The Immediate Impact and Terror of the Bondi Shooting Is Transitioning to Anger and Discord. It Is Imperative We Seek Out the Light.

While the nation settles into for a traditional Christmas holiday during slow-moving days of coast and blistering heat set to the background of sporting matches and cicada song, this year the nation's summer mood feels, sadly, like none before.

It would be a significant oversimplification to characterize the collective disposition after the anti-Jewish terrorist attack on Australian Jews during Bondi Hanukah festivities as one of mere discontent.

Throughout the country, but nowhere more so than in Sydney – the most iconically beautiful of the nation's urban centers – a tone of immediate surprise, grief and horror is segueing to anger and bitter division.

Those who had not picked up on the frequently expressed fears of Australian Jews are now highly attuned. Similarly, they are sensitive to reconciling the need for a much more immediate, energetic government and institutional crackdown against antisemitism with the right to peacefully protest against mass atrocities.

If ever there was a moment for a countrywide dialogue, it is now, when our faith in mankind is so sorely diminished. This is especially so for those of us lucky never to have experienced the animosity and fear of faith-based targeting on this land or elsewhere.

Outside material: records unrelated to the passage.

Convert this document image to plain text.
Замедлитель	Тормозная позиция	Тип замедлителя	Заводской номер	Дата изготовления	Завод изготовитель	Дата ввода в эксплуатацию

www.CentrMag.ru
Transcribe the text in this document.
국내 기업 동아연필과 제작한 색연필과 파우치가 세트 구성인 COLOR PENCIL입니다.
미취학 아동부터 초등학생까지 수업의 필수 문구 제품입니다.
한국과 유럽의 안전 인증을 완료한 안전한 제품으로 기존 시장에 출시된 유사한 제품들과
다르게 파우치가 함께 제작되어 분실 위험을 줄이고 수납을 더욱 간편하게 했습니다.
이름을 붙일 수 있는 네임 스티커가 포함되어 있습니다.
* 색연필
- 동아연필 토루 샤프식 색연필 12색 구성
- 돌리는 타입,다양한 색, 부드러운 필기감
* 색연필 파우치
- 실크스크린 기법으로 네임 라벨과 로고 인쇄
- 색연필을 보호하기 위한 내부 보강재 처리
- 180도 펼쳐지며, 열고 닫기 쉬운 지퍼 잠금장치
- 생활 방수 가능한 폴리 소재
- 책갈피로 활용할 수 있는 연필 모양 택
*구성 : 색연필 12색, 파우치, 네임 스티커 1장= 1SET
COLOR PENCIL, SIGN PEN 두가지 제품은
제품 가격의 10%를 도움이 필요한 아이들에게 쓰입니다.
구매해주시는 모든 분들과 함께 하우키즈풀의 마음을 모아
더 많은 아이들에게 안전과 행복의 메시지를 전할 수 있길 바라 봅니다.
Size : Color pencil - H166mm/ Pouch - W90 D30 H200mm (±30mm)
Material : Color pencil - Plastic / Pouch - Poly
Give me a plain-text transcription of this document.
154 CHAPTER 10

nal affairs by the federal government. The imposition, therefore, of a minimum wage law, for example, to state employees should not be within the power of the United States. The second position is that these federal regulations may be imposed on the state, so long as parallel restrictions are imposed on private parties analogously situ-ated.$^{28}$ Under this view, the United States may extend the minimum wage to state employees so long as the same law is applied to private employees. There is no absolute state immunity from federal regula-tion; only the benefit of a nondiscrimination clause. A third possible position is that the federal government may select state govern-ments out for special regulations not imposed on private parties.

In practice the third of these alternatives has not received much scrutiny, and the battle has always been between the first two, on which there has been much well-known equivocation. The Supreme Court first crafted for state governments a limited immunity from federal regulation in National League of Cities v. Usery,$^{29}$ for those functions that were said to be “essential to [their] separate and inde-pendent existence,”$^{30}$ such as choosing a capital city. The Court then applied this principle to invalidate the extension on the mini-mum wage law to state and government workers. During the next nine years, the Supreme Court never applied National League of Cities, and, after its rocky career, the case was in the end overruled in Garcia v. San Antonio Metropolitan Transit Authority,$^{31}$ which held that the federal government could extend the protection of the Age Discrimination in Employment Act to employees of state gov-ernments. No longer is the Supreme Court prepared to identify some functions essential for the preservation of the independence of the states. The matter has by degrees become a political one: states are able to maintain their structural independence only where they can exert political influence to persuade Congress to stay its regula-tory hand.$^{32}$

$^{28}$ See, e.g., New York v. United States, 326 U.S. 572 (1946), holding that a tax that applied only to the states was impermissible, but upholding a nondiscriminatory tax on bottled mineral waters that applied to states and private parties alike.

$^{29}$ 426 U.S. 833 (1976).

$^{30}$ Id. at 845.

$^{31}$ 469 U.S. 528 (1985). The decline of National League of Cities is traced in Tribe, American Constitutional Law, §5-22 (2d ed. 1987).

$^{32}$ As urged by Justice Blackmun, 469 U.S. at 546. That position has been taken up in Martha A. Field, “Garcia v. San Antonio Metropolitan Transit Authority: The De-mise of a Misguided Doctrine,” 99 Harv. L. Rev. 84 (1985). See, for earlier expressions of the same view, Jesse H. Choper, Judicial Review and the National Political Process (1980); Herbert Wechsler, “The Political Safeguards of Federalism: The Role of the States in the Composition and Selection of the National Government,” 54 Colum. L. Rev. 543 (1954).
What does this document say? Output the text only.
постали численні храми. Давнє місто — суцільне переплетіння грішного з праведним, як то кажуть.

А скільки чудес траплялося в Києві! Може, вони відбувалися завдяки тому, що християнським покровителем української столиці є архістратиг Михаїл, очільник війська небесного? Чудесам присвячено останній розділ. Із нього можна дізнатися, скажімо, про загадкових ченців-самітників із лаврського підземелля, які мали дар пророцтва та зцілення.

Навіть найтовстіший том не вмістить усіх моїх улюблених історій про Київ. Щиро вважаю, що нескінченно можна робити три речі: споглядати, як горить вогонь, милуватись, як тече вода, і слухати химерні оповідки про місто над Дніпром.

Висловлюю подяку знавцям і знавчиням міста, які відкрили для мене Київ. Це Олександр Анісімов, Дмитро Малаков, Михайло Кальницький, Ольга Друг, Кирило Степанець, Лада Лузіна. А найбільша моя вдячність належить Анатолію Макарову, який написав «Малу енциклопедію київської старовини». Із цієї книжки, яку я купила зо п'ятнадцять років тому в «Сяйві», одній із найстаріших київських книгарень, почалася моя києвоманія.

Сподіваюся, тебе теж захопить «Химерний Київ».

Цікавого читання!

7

And yet the social media feeds keep spewing at us the trite instant opinions of those with blistering, divisive views but no sense at all of that terrifying vulnerability.

This is a period when I regret not having a greater spiritual belief. I mourn, because believing in humanity – in our capacity for kindness – has failed us so acutely. Something else, a greater power, is required.

And yet from the horror of Bondi we have witnessed such profound examples of human decency. The courageous acts of ordinary people. The bravery of those present. Emergency personnel – law enforcement and paramedics, those who charged into the danger to aid fellow humans, some publicly hailed but for the most part anonymous and unsung.

When the barrier cordon still waved wildly all about Bondi, the imperative of community, faith-based and cultural solidarity was admirably championed by faith leaders. It was a message of love and tolerance – of bringing together rather than splitting apart in a moment of targeted violence.

Consistent with the meaning of the Festival of Lights (light amid gloom), there was so much appropriate evocation of the need for lightness.

Unity, light and love was the message of faith.

‘Our public places may not appear exactly as they did again.’

And yet elements of the Australian polity responded so disgustingly quickly with fragmentation, blame and recrimination.

Some elected officials gravitated straight for the darkness, using the atrocity as a calculating chance to challenge Australia’s immigration policies.

Observe the dangerous rhetoric of division from longstanding agitators of societal discord, exploiting the attack before the crime scene was even cold. Then consider the words of leadership aspirants while the investigation was ongoing.

Politics has a daunting job to do when it comes to bringing together a nation that is grieving and frightened and seeking the light and, not least, answers to so many uncertainties.

Like why, when the official terror alert was assessed as probable, did such a significant open-air Hanukah event go ahead with such a grossly insufficient protection? Like how could the accused attackers have multiple firearms in the family home when the security agency has so openly and consistently alerted of the threat of targeted attacks?

How rapidly we were treated to that tired argument (or versions of it) that it’s individuals not weapons that kill. Of course, each point are valid. It’s possible to at the same time seek new ways to stop hate-fuelled violence and keep firearms away from its possible actors.

In this city of immense beauty, of pristine blue heavens above ocean and sand, the water and the beaches – our shared community spaces – may not seem quite the same again to the many who’ve noted that famous Bondi seems so jarringly out of place with last weekend’s obscene bloodshed.

We yearn right now for understanding and significance, for family, and perhaps for the solace of aesthetics in art or the natural world.

This weekend many Australians are cancelling holiday gathering plans. Quiet contemplation will seem more in order.

But this is perhaps somewhat against instinct. For in these times of anxiety, outrage, melancholy, confusion and loss we need each other now more than ever.

The reassurance of togetherness – the human glue of the unity in the very word – is what we probably need most.

But sadly, all of the portents are that unity in public life and the community will be elusive this long, enervating summer.

Robert Stephens
Robert Stephens

Elara is a financial strategist with over a decade of experience in wealth management and startup consulting.